Chemical and biological studies on 5,6-epoxyretinol, retinol, and their phosphoryl esters.

Studies are reported on chemical synthesis, ultraviolet absorption spectral characteristics, and mass spectral fragmentation of 5,6-epoxyretinol and 5,6-epoxyretinylphosphate. These compounds were separated from each other and from other retinoids by a reverse phase high pressure liquid chromatographic system. A comparative study on the lability to acid of 5,6-epoxyretinylphosphate and retinylphosphate was conducted. The retroretinoid anhydroretinol is formed chemically from retinylphosphate by acid hydrolysis and biologically from retinal in cultured, spontaneously-transformed mouse fibroblasts, 3T12 cells. Similarly, acid hydrolysis of 5,6-epoxyretinylphosphate (absorption maxima 324, 310, 296 nm) in methanol yielded a low polarity retinoid with absorption maxima at 364, 346, and 330 nm, similar to the absorption spectra of retrovitamin A1 and retrovitamin A2. Mass spectral analysis was found to be in agreement with a retrostructure and permitted identification of the compound as a methoxyretrovitamin A1 methyl ether. A similar retroretinoid was formed biologically from 5,6-epoxyretinol in spontaneously-transformed mouse 3T12 cells. Thus, it appeared that these cells have the ability to convert the primary alcohols into retroretinoids, which are also formed by acid treatment of the phosphate esters.
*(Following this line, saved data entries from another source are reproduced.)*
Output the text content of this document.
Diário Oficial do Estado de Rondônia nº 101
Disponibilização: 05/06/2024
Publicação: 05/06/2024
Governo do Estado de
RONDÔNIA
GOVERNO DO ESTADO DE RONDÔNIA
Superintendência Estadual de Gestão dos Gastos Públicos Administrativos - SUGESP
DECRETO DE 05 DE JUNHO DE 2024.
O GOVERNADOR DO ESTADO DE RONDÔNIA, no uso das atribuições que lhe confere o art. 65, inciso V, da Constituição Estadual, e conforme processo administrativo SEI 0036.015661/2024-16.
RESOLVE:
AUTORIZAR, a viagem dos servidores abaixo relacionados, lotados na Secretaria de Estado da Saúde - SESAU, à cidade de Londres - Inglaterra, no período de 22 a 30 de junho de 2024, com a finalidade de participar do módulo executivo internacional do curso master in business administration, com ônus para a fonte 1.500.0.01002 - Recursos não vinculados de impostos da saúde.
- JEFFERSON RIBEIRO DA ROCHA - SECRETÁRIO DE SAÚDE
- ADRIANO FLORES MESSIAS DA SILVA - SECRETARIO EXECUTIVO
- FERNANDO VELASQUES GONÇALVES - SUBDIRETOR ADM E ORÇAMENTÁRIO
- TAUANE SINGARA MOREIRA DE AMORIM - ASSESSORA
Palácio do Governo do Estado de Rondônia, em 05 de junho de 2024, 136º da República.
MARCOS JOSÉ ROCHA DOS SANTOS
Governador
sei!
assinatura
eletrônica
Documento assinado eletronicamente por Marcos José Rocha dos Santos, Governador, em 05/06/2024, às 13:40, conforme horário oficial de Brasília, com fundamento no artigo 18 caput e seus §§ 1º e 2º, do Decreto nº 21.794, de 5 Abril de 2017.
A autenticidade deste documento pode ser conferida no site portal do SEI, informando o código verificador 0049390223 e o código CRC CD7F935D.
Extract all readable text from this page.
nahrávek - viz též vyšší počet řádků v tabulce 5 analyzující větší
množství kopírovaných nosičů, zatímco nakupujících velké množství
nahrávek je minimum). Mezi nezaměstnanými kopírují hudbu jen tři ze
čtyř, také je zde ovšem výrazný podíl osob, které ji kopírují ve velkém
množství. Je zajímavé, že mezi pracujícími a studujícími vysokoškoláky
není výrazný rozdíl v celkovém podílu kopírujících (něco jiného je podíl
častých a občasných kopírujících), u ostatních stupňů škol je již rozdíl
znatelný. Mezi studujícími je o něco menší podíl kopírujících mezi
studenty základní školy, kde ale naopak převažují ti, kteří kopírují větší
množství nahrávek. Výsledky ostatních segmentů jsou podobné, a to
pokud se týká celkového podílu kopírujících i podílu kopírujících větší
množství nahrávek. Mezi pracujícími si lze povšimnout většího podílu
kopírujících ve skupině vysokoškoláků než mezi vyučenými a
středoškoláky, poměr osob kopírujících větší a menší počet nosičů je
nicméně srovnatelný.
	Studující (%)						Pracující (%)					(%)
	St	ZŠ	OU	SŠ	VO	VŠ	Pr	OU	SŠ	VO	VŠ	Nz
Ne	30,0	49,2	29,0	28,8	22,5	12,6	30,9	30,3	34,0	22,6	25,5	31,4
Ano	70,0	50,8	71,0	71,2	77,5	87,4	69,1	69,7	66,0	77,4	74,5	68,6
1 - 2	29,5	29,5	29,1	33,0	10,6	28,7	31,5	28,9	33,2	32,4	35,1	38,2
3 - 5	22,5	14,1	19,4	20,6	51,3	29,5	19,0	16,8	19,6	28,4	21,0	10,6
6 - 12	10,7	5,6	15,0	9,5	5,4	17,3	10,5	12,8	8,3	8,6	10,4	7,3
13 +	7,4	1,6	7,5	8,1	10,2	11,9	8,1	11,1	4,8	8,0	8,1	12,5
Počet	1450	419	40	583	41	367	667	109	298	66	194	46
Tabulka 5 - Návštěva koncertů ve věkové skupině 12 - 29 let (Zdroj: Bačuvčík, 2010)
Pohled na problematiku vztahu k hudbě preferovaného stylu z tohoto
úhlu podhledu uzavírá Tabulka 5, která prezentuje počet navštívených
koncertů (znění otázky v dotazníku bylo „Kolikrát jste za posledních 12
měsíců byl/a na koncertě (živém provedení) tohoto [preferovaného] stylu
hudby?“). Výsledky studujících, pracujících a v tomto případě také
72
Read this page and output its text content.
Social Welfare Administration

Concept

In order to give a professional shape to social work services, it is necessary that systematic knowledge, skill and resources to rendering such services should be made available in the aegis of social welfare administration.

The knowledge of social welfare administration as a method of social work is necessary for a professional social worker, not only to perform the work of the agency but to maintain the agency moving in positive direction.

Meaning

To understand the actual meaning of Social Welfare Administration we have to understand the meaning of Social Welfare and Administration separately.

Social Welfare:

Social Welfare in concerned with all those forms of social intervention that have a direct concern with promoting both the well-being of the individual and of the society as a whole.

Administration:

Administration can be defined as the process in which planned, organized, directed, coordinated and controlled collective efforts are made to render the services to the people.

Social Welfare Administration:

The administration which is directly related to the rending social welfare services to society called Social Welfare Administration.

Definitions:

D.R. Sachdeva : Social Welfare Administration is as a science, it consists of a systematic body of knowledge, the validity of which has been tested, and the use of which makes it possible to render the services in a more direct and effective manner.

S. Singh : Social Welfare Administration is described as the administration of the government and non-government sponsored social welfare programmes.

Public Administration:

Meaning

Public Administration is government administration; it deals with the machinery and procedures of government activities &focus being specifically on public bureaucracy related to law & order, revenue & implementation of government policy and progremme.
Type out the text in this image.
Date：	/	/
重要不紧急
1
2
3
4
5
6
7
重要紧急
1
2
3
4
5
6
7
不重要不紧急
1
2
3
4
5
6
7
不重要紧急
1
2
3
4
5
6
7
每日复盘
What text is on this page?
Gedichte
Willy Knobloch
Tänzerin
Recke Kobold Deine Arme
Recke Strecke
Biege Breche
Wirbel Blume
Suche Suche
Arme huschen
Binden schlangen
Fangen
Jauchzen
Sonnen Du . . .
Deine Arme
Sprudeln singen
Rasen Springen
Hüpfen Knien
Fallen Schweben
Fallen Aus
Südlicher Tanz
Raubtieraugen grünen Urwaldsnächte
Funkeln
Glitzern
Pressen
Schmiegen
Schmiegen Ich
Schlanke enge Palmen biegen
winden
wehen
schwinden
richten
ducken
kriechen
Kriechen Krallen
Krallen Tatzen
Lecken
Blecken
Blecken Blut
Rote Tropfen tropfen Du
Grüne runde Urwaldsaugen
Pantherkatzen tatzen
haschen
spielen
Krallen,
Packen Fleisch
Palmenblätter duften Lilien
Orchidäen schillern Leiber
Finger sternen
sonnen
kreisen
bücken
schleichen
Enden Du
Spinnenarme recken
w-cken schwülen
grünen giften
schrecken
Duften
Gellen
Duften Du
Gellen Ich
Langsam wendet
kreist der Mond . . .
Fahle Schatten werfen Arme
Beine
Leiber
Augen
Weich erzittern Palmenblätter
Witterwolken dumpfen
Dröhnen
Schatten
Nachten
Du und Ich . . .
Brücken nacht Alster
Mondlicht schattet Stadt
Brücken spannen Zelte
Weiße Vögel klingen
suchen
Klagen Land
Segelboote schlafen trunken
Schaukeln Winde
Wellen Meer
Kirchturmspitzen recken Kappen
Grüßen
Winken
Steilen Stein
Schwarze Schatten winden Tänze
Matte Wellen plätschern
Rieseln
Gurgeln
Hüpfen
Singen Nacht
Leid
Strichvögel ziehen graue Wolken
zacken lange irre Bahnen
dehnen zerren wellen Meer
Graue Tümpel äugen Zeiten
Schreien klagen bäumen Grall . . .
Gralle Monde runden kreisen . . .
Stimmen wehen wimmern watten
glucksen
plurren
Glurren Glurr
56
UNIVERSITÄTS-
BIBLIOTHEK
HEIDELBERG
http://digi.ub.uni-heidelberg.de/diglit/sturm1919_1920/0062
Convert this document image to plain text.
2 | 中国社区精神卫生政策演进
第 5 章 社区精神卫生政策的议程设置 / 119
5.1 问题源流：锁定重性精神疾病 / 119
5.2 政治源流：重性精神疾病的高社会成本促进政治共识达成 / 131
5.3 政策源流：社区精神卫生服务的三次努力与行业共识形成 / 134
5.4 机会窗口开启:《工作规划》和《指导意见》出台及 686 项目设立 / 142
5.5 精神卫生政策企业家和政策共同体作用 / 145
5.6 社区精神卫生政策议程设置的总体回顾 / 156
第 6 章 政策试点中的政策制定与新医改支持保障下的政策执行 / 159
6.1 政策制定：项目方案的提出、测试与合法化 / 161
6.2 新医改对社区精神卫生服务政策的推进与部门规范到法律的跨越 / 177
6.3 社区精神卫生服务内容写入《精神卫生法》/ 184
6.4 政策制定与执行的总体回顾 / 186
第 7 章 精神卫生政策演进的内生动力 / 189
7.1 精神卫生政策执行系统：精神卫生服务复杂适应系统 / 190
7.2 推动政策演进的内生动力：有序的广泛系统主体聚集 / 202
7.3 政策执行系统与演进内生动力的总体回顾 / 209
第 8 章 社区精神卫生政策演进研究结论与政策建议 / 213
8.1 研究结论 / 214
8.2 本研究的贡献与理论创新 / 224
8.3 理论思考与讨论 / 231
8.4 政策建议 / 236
The adhesive properties of 3T12 cells were highly enhanced by culturing in the presence of 10(-6) to 10(-5) M 5,6-epoxyretinol or -retinoic acid, in analogy with the response of these cells to the parent retinoids. Moreover, in another test of biological activity, 5,6-epoxyretinylphosphate functioned as a highly active acceptor of [14C]D-mannose from GDP-[14C]mannose in a reaction catalyzed by rat liver membranes. Thus, 5,6-epoxyretinoids appear to be as active as the parent retinoids in these in vitro tests of biological activity, even though they do not replace vitamin A in its growth function in vivo.